2.3 KiB
Leetcode Merge-Two-Binary-Trees
2022-07-16 09:11
Algorithms:
#algorithm #DFS #DFS_inorder
Data structures:
#DS #binary_tree
Difficulty:
#coding_problem #difficulty-easy
Additional tags:
#leetcode
Revisions:
N/A
Related topics:
tag:#DFS OR tag:#BFS
Links:
Problem
You are given two binary trees root1 and root2.

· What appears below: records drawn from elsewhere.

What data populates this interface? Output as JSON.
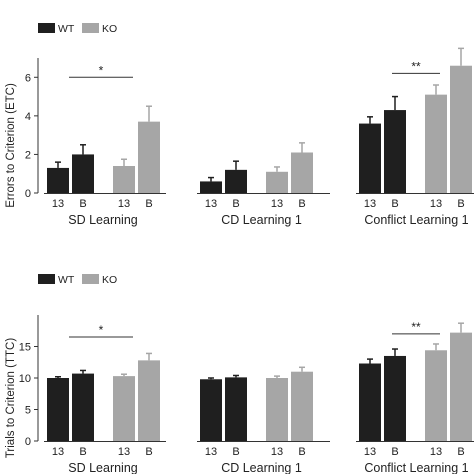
{
  "legend": [
    {
      "label": "WT",
      "color": "#1f1f1f"
    },
    {
      "label": "KO",
      "color": "#a6a6a6"
    }
  ],
  "chart_data": [
    {
      "type": "bar",
      "ylabel": "Errors to Criterion (ETC)",
      "ylim": [
        0,
        7
      ],
      "yticks": [
        "0",
        "2",
        "4",
        "6"
      ],
      "tick_labels": [
        "13",
        "B",
        "13",
        "B"
      ],
      "groups": [
        {
          "name": "SD Learning",
          "values": [
            1.3,
            2.0,
            1.4,
            3.7
          ],
          "errors": [
            0.3,
            0.5,
            0.35,
            0.8
          ],
          "significance": {
            "label": "*",
            "y": 6.0
          }
        },
        {
          "name": "CD Learning 1",
          "values": [
            0.6,
            1.2,
            1.1,
            2.1
          ],
          "errors": [
            0.2,
            0.45,
            0.25,
            0.5
          ]
        },
        {
          "name": "Conflict Learning 1",
          "values": [
            3.6,
            4.3,
            5.1,
            6.6
          ],
          "errors": [
            0.35,
            0.7,
            0.5,
            0.9
          ],
          "significance": {
            "label": "**",
            "y": 6.2
          }
        }
      ]
    },
    {
      "type": "bar",
      "ylabel": "Trials to Criterion (TTC)",
      "ylim": [
        0,
        20
      ],
      "yticks": [
        "0",
        "5",
        "10",
        "15"
      ],
      "tick_labels": [
        "13",
        "B",
        "13",
        "B"
      ],
      "groups": [
        {
          "name": "SD Learning",
          "values": [
            10.0,
            10.7,
            10.3,
            12.8
          ],
          "errors": [
            0.2,
            0.5,
            0.3,
            1.1
          ],
          "significance": {
            "label": "*",
            "y": 16.5
          }
        },
        {
          "name": "CD Learning 1",
          "values": [
            9.8,
            10.1,
            10.0,
            11.0
          ],
          "errors": [
            0.2,
            0.3,
            0.3,
            0.7
          ]
        },
        {
          "name": "Conflict Learning 1",
          "values": [
            12.3,
            13.5,
            14.4,
            17.2
          ],
          "errors": [
            0.7,
            1.1,
            1.0,
            1.5
          ],
          "significance": {
            "label": "**",
            "y": 17.0
          }
        }
      ]
    }
  ]
}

Imagine that when you put one of them to cover the other, some nodes of the two trees are overlapped while the others are not. You need to merge the two trees into a new binary tree. The merge rule is that if two nodes overlap, then sum node values up as the new value of the merged node. Otherwise, the NOT null node will be used as the node of the new tree.
Return the merged tree.
Note: The merging process must start from the root nodes of both trees.
Examples
Example 1:
Input: root1 = [1,3,2,5], root2 = [2,1,3,null,4,null,7] Output: [3,4,5,5,4,null,7]
Example 2:
Input: root1 = [1], root2 = [1,2] Output: [2,2]
Constraints
- The number of nodes in both trees is in the range
[0, 2000]. -104 <= Node.val <= 104
Thoughts
[!summary] This is a #DFS problem, can be solved with recursion
DFS preorder recursion:
-
Base case: one leaf is empty, return another
-
add value from root2 to root1
-
root1->left = recurse
-
root1->right = recurse
-
return root1
Solution
/**
* Definition for a binary tree node.
* struct TreeNode {
* int val;
* TreeNode *left;
* TreeNode *right;
* TreeNode() : val(0), left(nullptr), right(nullptr) {}
* TreeNode(int x) : val(x), left(nullptr), right(nullptr) {}
* TreeNode(int x, TreeNode *left, TreeNode *right) : val(x), left(left),
* right(right) {}
* };
*/
class Solution {
public:
TreeNode *mergeTrees(TreeNode *root1, TreeNode *root2) {
// DFS preorder
// if both are nullptr, return root2, which is a nullptr
if (!root1) {
return root2;
} else if (!root2) {
return root1;
}
root1->val += root2->val;
root1->left = mergeTrees(root1->left, root2->left);
root1->right = mergeTrees(root1->right, root2->right);
return root1;
}
};